На город уже опустился сумрак. Фонари, где они и были, никто не зажигал, и я решил прекратить прогулку. У меня впереди была ещё беседа с архиепископом.
К счастью, ехать в Троице-Сергиевую Лавру, вотчину архиепископа, не пришлось. Видимо, ещё раз посылая мне сигнал, он устроился в патриарших покоях Кремля. С петровских времен эти палаты были без хозяина. В них устроили библиотеку и варили миро. Но трапезная была свободна, в ней-то меня и ждал Платон Левшин.
— Добрый вечер, Петр Федорович. Рад, что вы присоединились к моему скромному столу.
Стол был действительно скромным, а блюда вполне простонародные. Каша, рыбный пирог, кисель, квас. Ну что же. Не для набивания брюха меня пригласили, а для выноса мозга. Страшновато, однако. Не хотелось бы поссориться.
Разговор начался с моего чудесного исцеления от отравления и обета, с этим связанного. Владыко расспросил меня, как я себе представляю освобождение православного люда от ига католических и мусульманских владык.
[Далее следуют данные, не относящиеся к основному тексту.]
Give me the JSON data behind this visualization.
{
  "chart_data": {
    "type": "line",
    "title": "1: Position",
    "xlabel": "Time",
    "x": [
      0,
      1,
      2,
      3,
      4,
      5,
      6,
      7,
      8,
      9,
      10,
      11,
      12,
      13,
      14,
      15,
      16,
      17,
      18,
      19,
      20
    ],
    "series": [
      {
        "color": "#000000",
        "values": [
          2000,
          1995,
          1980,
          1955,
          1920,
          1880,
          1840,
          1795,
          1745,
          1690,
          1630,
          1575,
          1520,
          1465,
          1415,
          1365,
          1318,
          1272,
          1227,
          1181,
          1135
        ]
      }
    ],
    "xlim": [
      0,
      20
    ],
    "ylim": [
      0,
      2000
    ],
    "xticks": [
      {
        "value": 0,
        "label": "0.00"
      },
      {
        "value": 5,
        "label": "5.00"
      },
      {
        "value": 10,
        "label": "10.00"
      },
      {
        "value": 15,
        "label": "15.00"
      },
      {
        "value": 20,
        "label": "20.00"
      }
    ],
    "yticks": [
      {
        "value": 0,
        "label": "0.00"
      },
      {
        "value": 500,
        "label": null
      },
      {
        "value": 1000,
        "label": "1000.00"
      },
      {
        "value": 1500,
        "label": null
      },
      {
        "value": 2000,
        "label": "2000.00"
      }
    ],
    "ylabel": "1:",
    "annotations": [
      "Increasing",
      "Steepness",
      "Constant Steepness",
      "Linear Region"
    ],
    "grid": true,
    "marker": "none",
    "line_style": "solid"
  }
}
— Владыко, это будет совершенно естественный процесс. Священная Римская империя и Польша, несомненно, ввяжутся в конфликт со мной. И по итогам я отберу у Польши все земли, населенные православными. Возможно, что и от Габсбургов оторву часть. Но больше рассчитываю на создание независимых государств под протекторатом России. Турцию же следует просто разорвать в клочья и отбросить назад в Азию.
Архиепископ удивленно вздернул бровь.
— Вы так уверены, что победите?
— Разумеется. На моей стороне народ. И не только мой, но и их собственный, — пафосно заявил я, и тут же поправился. — Ну, кроме мусульманского, конечно.
— Народ это дитя, — задумчиво произнес Платон. — Он никогда ничего не решает сам. Всегда решают за него.
Я нахмурился. Кажется, сейчас мне будут втирать насчет богоданности иерархий.
— Не согласен, владыко. У народа есть интересы, вокруг которых он всегда может объединиться без глубокомысленных рассуждений и выдвинуть своих лучших сынов.
Архиепископ при этих словах выразительно на меня посмотрел, но я не стал отвлекаться.
— Свобода от рабства и равенство перед законом — это базовые потребности. Пока монархи Европы не обеспечат их своим народам, у меня всегда будет поддержка. А бить в спину для меня совершенно не зазорно.
Платон задумался и сосредоточился на еде. Я не стал мешать ходу его мыслей.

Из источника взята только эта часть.